There is another dodge that needs to be retired as well. “Community-associated” does not mean “not our problem”. Quite the reverse. If infections are community-associated, then they are, by definition, a community problem. That takes this issue far beyond hospital infection control. It reaches into housing, drainage, sewer infrastructure, water quality, agricultural run-off, private systems, public information and, ultimately, whether councils and regulators are prepared to act before more people become seriously ill.

This is where Kent’s sewage debate becomes almost painfully British. The public are handed warnings, dashboards, classifications, acronyms and earnest promises of joint working. What they actually want, in a fit of outrageous unreasonable behaviour, is cleaner water. An app is not clean water. A steering group is not clean water. A carefully drafted paragraph about “multi-agency engagement” is not clean water. And a solemn insistence that no single hospital case can be traced to one specific river does not make the wider public health risk disappear.

So let us be precise. We are not saying Kent’s community-associated E. coli bacteraemia cases were caused by sewage in rivers and seas. The data does not allow that claim, and nobody honest should pretend otherwise. What we are saying is that Professor Whitty was right to frame sewage as a public health danger; that the Canterbury findings raise serious concern about faecal contamination and resistant organisms in the Stour; that the Stodmarsh crisis shows this is not a neat local glitch but a wider East Kent failure involving rivers, treatment works, planning and protected sites; and that Kent NHS trust data show a substantial continuing burden of community-associated E. coli bloodstream infection. Those cases are serious, costly to treat, and part of a wider public-health landscape in which sewage pollution is plainly making already dirty waters dirtier. The only serious response now is urgency, not another round of administrative aromatherapy.

At some point, all the jargon, dashboards and solemn promises of “multi-agency engagement” collapse into one embarrassingly simple question: why are people still being exposed to water contaminated with human waste?

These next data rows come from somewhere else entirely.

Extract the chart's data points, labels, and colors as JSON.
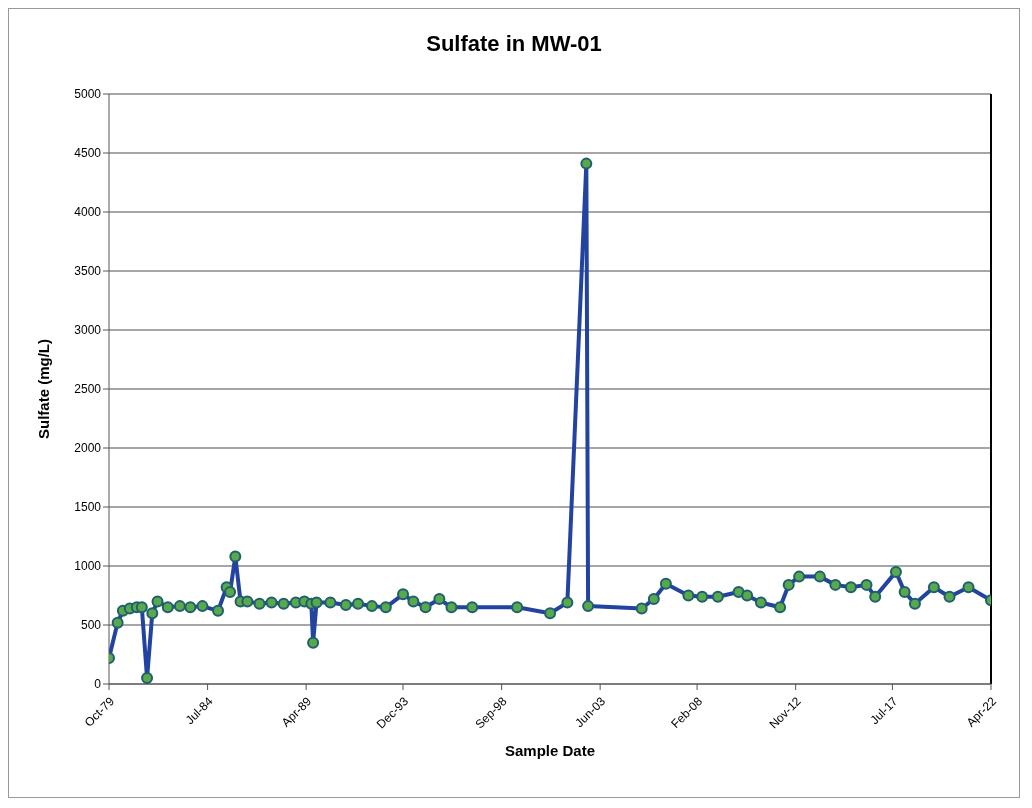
{
  "chart_data": {
    "type": "line",
    "title": "Sulfate in MW-01",
    "xlabel": "Sample Date",
    "ylabel": "Sulfate (mg/L)",
    "x": [
      "1979-10",
      "1980-03",
      "1980-06",
      "1980-10",
      "1981-02",
      "1981-05",
      "1981-08",
      "1981-11",
      "1982-02",
      "1982-08",
      "1983-03",
      "1983-09",
      "1984-04",
      "1985-01",
      "1985-06",
      "1985-08",
      "1985-11",
      "1986-02",
      "1986-06",
      "1987-01",
      "1987-08",
      "1988-03",
      "1988-10",
      "1989-03",
      "1989-07",
      "1989-08",
      "1989-10",
      "1990-06",
      "1991-03",
      "1991-10",
      "1992-06",
      "1993-02",
      "1993-12",
      "1994-06",
      "1995-01",
      "1995-09",
      "1996-04",
      "1997-04",
      "1999-06",
      "2001-01",
      "2001-11",
      "2002-10",
      "2002-11",
      "2005-06",
      "2006-01",
      "2006-08",
      "2007-09",
      "2008-05",
      "2009-02",
      "2010-02",
      "2010-07",
      "2011-03",
      "2012-02",
      "2012-07",
      "2013-01",
      "2014-01",
      "2014-10",
      "2015-07",
      "2016-04",
      "2016-09",
      "2017-09",
      "2018-02",
      "2018-08",
      "2019-07",
      "2020-04",
      "2021-03",
      "2022-04"
    ],
    "series": [
      {
        "color": "#2343a0",
        "values": [
          220,
          520,
          620,
          640,
          650,
          650,
          50,
          600,
          700,
          650,
          660,
          650,
          660,
          620,
          820,
          780,
          1080,
          700,
          700,
          680,
          690,
          680,
          690,
          700,
          680,
          350,
          690,
          690,
          670,
          680,
          660,
          650,
          760,
          700,
          650,
          720,
          650,
          650,
          650,
          600,
          690,
          4410,
          660,
          640,
          720,
          850,
          750,
          740,
          740,
          780,
          750,
          690,
          650,
          840,
          910,
          910,
          840,
          820,
          840,
          740,
          950,
          780,
          680,
          820,
          740,
          820,
          710
        ]
      }
    ],
    "xlim": [
      "1979-10",
      "2022-04"
    ],
    "xticks": [
      {
        "value": "1979-10",
        "label": "Oct-79"
      },
      {
        "value": "1984-07",
        "label": "Jul-84"
      },
      {
        "value": "1989-04",
        "label": "Apr-89"
      },
      {
        "value": "1993-12",
        "label": "Dec-93"
      },
      {
        "value": "1998-09",
        "label": "Sep-98"
      },
      {
        "value": "2003-06",
        "label": "Jun-03"
      },
      {
        "value": "2008-02",
        "label": "Feb-08"
      },
      {
        "value": "2012-11",
        "label": "Nov-12"
      },
      {
        "value": "2017-07",
        "label": "Jul-17"
      },
      {
        "value": "2022-04",
        "label": "Apr-22"
      }
    ],
    "ylim": [
      0,
      5000
    ],
    "yticks": [
      0,
      500,
      1000,
      1500,
      2000,
      2500,
      3000,
      3500,
      4000,
      4500,
      5000
    ],
    "grid": "y",
    "marker": "circle",
    "line_style": "solid"
  }
}
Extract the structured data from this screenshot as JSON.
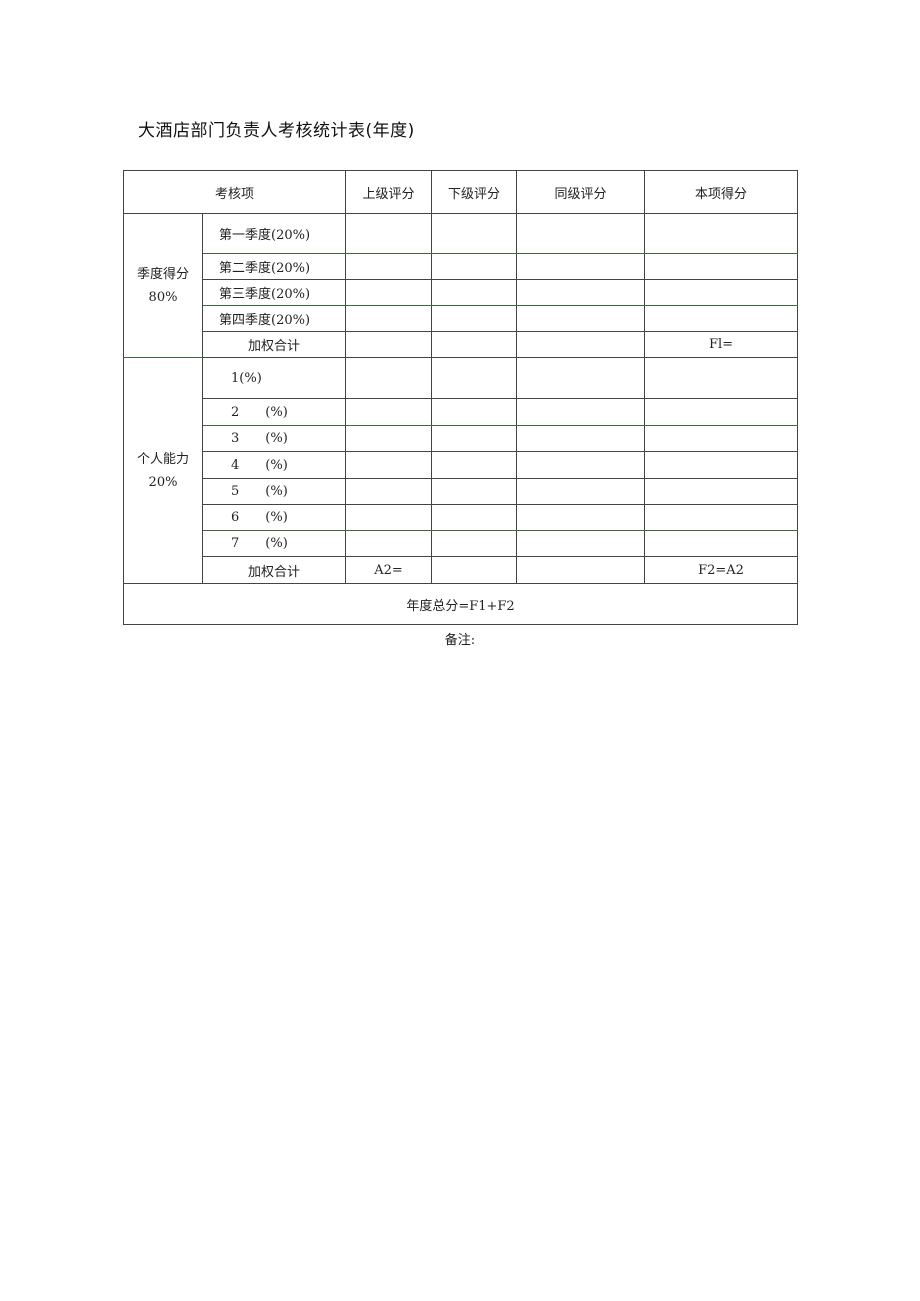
{
  "title": "大酒店部门负责人考核统计表(年度)",
  "header": {
    "item": "考核项",
    "columns": [
      "上级评分",
      "下级评分",
      "同级评分",
      "本项得分"
    ]
  },
  "quarterly": {
    "group_label": "季度得分 80%",
    "rows": [
      "第一季度(20%)",
      "第二季度(20%)",
      "第三季度(20%)",
      "第四季度(20%)"
    ],
    "total_label": "加权合计",
    "total_score": "Fl="
  },
  "ability": {
    "group_label": "个人能力 20%",
    "first_row": "1(%)",
    "rows": [
      {
        "num": "2",
        "pct": "(%)"
      },
      {
        "num": "3",
        "pct": "(%)"
      },
      {
        "num": "4",
        "pct": "(%)"
      },
      {
        "num": "5",
        "pct": "(%)"
      },
      {
        "num": "6",
        "pct": "(%)"
      },
      {
        "num": "7",
        "pct": "(%)"
      }
    ],
    "total_label": "加权合计",
    "total_superior": "A2=",
    "total_score": "F2=A2"
  },
  "annual_total": "年度总分=F1+F2",
  "note": "备注:"
}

Kent does not need another parade of officials explaining that the matter is “complex”. It needs cleaner rivers, cleaner seas and authorities willing to use the powers they already have. Because the first job of a sewer is not to provide material for a committee paper. It is to keep sewage away from people. And when that basic task starts going wrong, nobody should be shocked if residents conclude that the system is not merely leaking effluent, but credibility too.